If $f$ is in $L^{p}$, prove that $\lim \int_{x}^{x+1} f(t) dt = 0$ 
If $f$ is in $L^p$, prove that $\lim_{x \to \infty} \int_{x}^{x+1} f(t) dt = 0$

It is easy to think that integration must be vanish as $x \to \infty $ but I cannot write them with math. 
Suppose not. Then there exist $P$ such that if $p\geq P$ then $\int_{p}^{p+1} f(t)dt >0$. So with $p_1=P$ and $p_k=p_{k+1}-1$, 
$\lim_{n \to \infty}\sum_{k=1}^{n}\int_{p_k}^{p_{k+1}}f(t)dt$ should be $>\infty$(I think)
Please help. Thank you!
 A: Thanks to zhw for catching an oversight.
Write $\mathbb{R} = \bigcup_n [n,n+1)$ and then
$$\int_\mathbb{R} |f|^p = \sum_n \int_{[n,n+1)} |f|^p,$$ and
hence $$\int_{[n,n+1)} |f|^p \stackrel{n\to\infty}{\longrightarrow} 0.$$
If $p=1$, we are finished, otherwise suppose $p>1$.
Since $$\left(\int_{[a,b)} |f|\right)^p = \left(\int_{[a,b)} |f|1\right)^p \le \int_a^b |f|^p  \left( \int_a^b 1^{p \over p-1} \right)^{p-1},$$ we have
$$\int_{[n,n+1)} |f| \le \int_{[n,n+1)} |f|^p .$$
A: Use Holder to see 
$$(1)\,\,\,\,|\int_x^{x+1}f\,| \le \int_x^{x+1}|f| = \int_x^{x+1}|f|\cdot 1 \le (\int_x^{x+1}|f|^p)^{1/p}\cdot (\int_x^{x+1}1)^{1/q}=(\int_x^{x+1}|f|^p)^{1/p}.$$
Because $f\in L^p, \int_x^{x+1}|f|^p \to 0$ by the dominated convergence theorem. That shows $(1) \to 0$ as desired.
A: You haven't got the correct negation of the limit hypothesis. Remember that the opposite of 

$f(x) \to b$ as $x \to \infty$ if for every $\varepsilon>0$ there is an $n$ such that $\lvert f(x)-b \rvert < \varepsilon$ for all $x>n$

is

$f(x) \not\to b$ as $x \to a$ if there is an $\varepsilon>0$ such that for every $n$ there is an $x>n$ for which $\lvert f(x)-b \rvert > \varepsilon$.

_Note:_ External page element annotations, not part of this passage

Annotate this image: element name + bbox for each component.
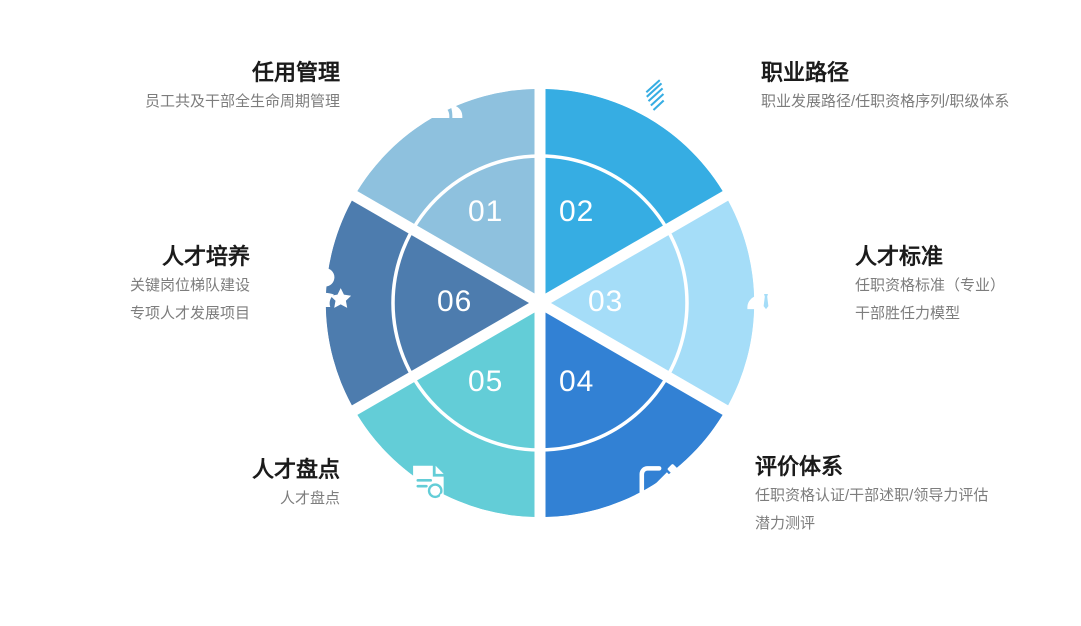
label-04-sub-1: 潜力测评 [755, 510, 1081, 538]
six-petal-flower: 01 02 03 04 05 06 [255, 18, 825, 588]
label-04[interactable]: 评价体系 任职资格认证/干部述职/领导力评估 潜力测评 [755, 452, 1081, 538]
label-02-sub-0: 职业发展路径/任职资格序列/职级体系 [761, 88, 1081, 116]
label-03-sub-1: 干部胜任力模型 [855, 300, 1081, 328]
diagram-canvas: 01 02 03 04 05 06 [0, 0, 1081, 626]
label-01[interactable]: 任用管理 员工共及干部全生命周期管理 [30, 58, 340, 116]
label-04-title: 评价体系 [755, 452, 1081, 482]
label-01-title: 任用管理 [30, 58, 340, 88]
label-05-title: 人才盘点 [110, 455, 340, 485]
label-06[interactable]: 人才培养 关键岗位梯队建设 专项人才发展项目 [30, 242, 250, 328]
label-03[interactable]: 人才标准 任职资格标准（专业） 干部胜任力模型 [855, 242, 1081, 328]
label-06-sub-0: 关键岗位梯队建设 [30, 272, 250, 300]
label-05[interactable]: 人才盘点 人才盘点 [110, 455, 340, 513]
label-01-sub-0: 员工共及干部全生命周期管理 [30, 88, 340, 116]
label-06-title: 人才培养 [30, 242, 250, 272]
label-02-title: 职业路径 [761, 58, 1081, 88]
label-02[interactable]: 职业路径 职业发展路径/任职资格序列/职级体系 [761, 58, 1081, 116]
label-05-sub-0: 人才盘点 [110, 485, 340, 513]
label-04-sub-0: 任职资格认证/干部述职/领导力评估 [755, 482, 1081, 510]
label-03-sub-0: 任职资格标准（专业） [855, 272, 1081, 300]
label-06-sub-1: 专项人才发展项目 [30, 300, 250, 328]
label-03-title: 人才标准 [855, 242, 1081, 272]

In other words, for some "bad $\varepsilon$", I can find "bad $x$" as large as I like, which don't do the thing I want.
(Remark: this is rather difficult to think about. It's easier to think to yourself "I can make a sequence $(x_n)$ so that $f(x_n)$ either doesn't converge, or converges to something other than $b$.")
In this case, suppose the limit is not zero. Then there is $\varepsilon>0$ such that
$$ \left\lvert \int_x^{x+1} f \right\rvert > \varepsilon \tag{1} $$
for $x$ arbitrarily large. Hence there is an infinite increasing sequence $(x_n)_{n=0}^{\infty}$ for which $x_{n+1}-x_n>1$ (so the intervals of integration are disjoint), and (1) holds. But then
$$ \infty > \frac{1}{\varepsilon^p}\int_{-\infty}^{\infty} \lvert f \rvert^p \geqslant \sum_{n} \int_{x_n}^{x_{n+1}} \left\lvert \frac{f}{\varepsilon} \right\rvert^p  $$
Now, Hölder's inequality says
$$ \int_A \lvert f \rvert \leqslant (\mu(A))^q \int_A \lvert f \rvert^p, $$
so the next inequality is
$$ \sum_{n} \int_{x_n}^{x_{n+1}} \left\lvert \frac{f}{\varepsilon} \right\rvert^p \geqslant 1^{-q}\sum_{n} \frac{1}{\varepsilon} \int_{x_n}^{x_{n+1}} \lvert f \rvert \geqslant\sum_{n} \frac{1}{\varepsilon} \left\lvert \int_{x_n}^{x_{n+1}} f \right\rvert > \sum_n 1 = \infty, $$
which gives a contradiction.
(This generalises to any measurable dissection of $\mathbb{R}^n$ in the same way, for example. Or, indeed, any sufficiently non-degenerate measure space with infinite measure.)